Notez bien que je n’ai rien contre le paranormal. Tout ceci est affaire de croyances, et chacun a le droit d’avoir les siennes, bien évidemment. Mais, comme le disait si bien Jean Ferrat (dans La Montagne, sa chanson-phare) : « Il faut savoir ce que l’on aime » (et, le cas échéant : « rentrer dans son H.L.M., manger du poulet aux hormones… »). Autrement dit, appliqué à notre propos, il faut savoir choisir les croyances qui nous conviennent le mieux, puis être consistant avec ces choix… sous peine de patauger ad vitam æternam dans la mélasse de la confusion.
Pour ma part, m’étant embarqué pour une croisière au long cours sur la mer — suffisamment vague, comme ça — de la psychologie, j’ai choisi de me limiter à la logie sur la psyché (le discours sur l’esprit), laissant à d’autres le soin de discourir sur les arcanes de la para-psyché (tout ce qui se trouve à côté de l’esprit). Voilà tout.
Et, pour la psychologie, vous vous en doutez, les rêves prémonitoires n’ont absolument rien d’occulte.
Outre le mécanisme de prophétie auto-réalisante, préalablement décrit — qui se déclenche, rappelons-le, dès qu’une interprétation est proposée par un tiers bénéficiant d’une légitimité suffisante (ou, à la rigueur, par le rêveur lui-même), conformément à la règle d’or talmudiste-constructiviste : « Tous les rêves marchent selon la bouche » —, les rêves prémonitoires rendent principalement compte de la survenue de deux formes de coïncidence… on ne peut plus communes et naturelles.
À savoir, la concomitance, et la corrélation.

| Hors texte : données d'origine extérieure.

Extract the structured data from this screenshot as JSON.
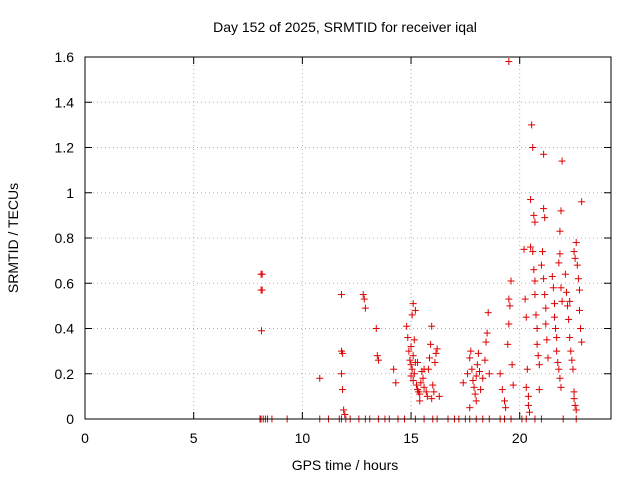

Lorsque deux phénomènes se produisent simultanément, ou successivement (comme c’est le cas pour le rêve prémonitoire et l’événement prédit), alors qu’il n’existe, entre eux, aucun lien d’aucune sorte, on parle de concomitance.
En voici une illustration, positivement jubilatoire, observée en Alsace, avec constance, depuis plusieurs décennies : alors que la natalité ne fait que décroître, les ornithologues déplorent une chute comparable du nombre de cigognes…
Le fait que l’événement prédit succède au rêve prémonitoire peut donc être, pareillement, le seul fruit du hasard, un simple concours de circonstances… certains gagnent bien à l’Euro Millions !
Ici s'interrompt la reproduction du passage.